Speaking at a ceremony to inaugurate a $4.5-million fertiliser blending plant on Thursday, 15 August 2019 under the government’s One District-One Factory (1D1F) policy at Asuboi in the Ayensuano District of the Eastern Region, Dr Bawumia said: “It does take vision to transform an economy and a country.”

He said the vision and the bold step taken by President Akufo-Addo to implement the free SHS as well as the 1D1F was a demonstration of leadership.

According to him, former President Mahama “should come out and tell us exactly what he will do because the visionary President Akufo-Addo said he will do it and he has done it.”

Former President Mahama, in Dr Bawumia’s view, is "clueless and had not told us what he will do because I know he does not know what he will do, that is the simple answer."

“I am 100 per cent certain that if John Mahama were in office today, Ghana will not have free SHS, neither will we have the teacher trainee allowance, nurse allowance, the paperless port and also the 1D1F. It takes visionary leadership and courage and this is what we are seeing with President Akufo Addo."

"If he [Mr Mahama] had been in the position, what will he do? What are your concrete policies? Don’t tell me you want to wait and be voted and you call a stakeholders’ meeting; that is not leadership. Tell us exactly what you will do."

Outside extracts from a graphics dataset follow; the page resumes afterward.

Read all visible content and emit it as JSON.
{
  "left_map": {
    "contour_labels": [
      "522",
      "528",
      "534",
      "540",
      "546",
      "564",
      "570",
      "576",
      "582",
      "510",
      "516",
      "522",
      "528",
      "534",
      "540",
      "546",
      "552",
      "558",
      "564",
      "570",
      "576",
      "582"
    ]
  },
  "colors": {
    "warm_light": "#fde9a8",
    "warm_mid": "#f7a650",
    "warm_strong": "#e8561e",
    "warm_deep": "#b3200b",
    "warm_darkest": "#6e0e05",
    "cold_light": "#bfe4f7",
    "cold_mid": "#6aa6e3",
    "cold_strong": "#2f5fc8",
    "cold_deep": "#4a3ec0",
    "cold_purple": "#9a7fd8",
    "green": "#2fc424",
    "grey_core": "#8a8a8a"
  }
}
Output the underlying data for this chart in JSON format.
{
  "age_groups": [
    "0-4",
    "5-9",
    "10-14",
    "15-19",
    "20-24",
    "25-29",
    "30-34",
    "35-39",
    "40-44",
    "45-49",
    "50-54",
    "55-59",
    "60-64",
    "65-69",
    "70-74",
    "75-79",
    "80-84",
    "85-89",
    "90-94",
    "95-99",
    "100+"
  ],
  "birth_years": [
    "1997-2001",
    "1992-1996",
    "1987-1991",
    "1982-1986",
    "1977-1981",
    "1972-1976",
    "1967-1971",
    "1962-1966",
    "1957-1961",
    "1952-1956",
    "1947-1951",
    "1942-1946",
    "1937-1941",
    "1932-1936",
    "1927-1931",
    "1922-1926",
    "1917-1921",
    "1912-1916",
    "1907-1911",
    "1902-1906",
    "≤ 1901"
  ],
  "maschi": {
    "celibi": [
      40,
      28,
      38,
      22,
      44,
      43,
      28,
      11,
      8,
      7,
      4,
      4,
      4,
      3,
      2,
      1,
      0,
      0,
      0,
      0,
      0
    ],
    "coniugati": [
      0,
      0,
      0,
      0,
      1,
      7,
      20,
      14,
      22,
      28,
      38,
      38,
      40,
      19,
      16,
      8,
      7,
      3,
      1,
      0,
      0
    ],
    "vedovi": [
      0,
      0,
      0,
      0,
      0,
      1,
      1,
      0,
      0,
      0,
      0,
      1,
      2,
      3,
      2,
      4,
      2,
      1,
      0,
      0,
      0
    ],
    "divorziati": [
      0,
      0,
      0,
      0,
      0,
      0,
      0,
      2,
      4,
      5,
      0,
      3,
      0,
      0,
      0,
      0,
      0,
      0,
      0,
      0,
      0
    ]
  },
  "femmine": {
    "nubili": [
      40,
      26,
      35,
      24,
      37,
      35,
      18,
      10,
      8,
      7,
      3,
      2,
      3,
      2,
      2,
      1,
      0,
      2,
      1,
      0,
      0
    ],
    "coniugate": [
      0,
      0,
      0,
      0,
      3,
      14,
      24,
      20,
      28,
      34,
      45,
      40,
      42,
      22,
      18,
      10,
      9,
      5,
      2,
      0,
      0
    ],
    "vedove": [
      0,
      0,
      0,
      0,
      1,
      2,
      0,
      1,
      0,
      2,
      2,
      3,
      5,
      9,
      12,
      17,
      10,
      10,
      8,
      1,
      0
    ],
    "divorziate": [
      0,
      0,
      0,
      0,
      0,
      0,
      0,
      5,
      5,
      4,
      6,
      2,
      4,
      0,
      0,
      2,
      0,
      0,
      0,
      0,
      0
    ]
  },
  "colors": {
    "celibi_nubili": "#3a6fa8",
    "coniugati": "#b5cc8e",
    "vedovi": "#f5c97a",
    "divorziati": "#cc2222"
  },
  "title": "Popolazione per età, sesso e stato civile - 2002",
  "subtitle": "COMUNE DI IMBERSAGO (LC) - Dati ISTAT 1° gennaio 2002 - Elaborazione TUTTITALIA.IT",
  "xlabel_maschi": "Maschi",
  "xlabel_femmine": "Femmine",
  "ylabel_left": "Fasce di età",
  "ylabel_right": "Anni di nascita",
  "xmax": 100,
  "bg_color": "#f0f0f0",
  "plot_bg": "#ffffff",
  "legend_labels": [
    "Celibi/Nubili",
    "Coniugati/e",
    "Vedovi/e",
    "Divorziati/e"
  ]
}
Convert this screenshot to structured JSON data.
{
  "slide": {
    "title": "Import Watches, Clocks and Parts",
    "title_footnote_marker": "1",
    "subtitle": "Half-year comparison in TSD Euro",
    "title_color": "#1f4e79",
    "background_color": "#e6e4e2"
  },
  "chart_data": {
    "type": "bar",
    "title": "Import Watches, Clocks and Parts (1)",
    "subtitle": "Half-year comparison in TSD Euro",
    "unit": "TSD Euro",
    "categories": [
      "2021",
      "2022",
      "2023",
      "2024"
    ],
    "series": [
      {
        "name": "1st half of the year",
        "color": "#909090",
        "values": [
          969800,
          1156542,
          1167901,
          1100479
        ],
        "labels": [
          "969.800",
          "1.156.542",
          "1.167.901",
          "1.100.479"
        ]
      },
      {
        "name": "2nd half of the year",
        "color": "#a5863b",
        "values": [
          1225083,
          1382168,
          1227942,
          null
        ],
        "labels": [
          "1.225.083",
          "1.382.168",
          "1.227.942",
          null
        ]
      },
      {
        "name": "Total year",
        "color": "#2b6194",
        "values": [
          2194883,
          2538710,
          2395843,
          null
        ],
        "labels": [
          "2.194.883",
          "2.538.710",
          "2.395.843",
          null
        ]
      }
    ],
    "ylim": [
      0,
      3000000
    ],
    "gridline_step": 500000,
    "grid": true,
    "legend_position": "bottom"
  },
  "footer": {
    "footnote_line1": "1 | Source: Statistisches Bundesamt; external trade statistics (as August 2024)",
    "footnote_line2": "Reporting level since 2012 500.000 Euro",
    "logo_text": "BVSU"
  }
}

He said the same vision by President Nana Addo Dankwa Akufo-Addo, which led to the construction of 181 factories across the country, was the same vision which propelled the beginning of the free SHS policy.

He said if President Akufo-Addo had not forecast to start the 1D1F, there would not have been a number of factories which are now creating jobs.

“It is the same vision that President Akufo-Addo had when he said we are going to do Free SHS in this country. There were many naysayers when we said we will do free SHS including the former President who said it was a gimmick, a misplaced priority at the time.

“Some even said it will take 20 years to do free SHS but President Akufo-Addo had a vision and he persisted with that vision against all the naysayers and he implemented the free SHS education in his very first year of government,” he said

Today, Dr Bawumia said, thanks to the introduction of the free SHS, an additional 180,000 students have had the opportunity to be in school and by the end of September, all the three streams of SHS will be benefiting from free SHS education.

Throwing more light on the rationale for the introduction of the free SHS, Dr Bawumia said: “We had a choice and that was either we continue letting our children stay at home or we maximise the use of existing facilities while we bring in new ones.”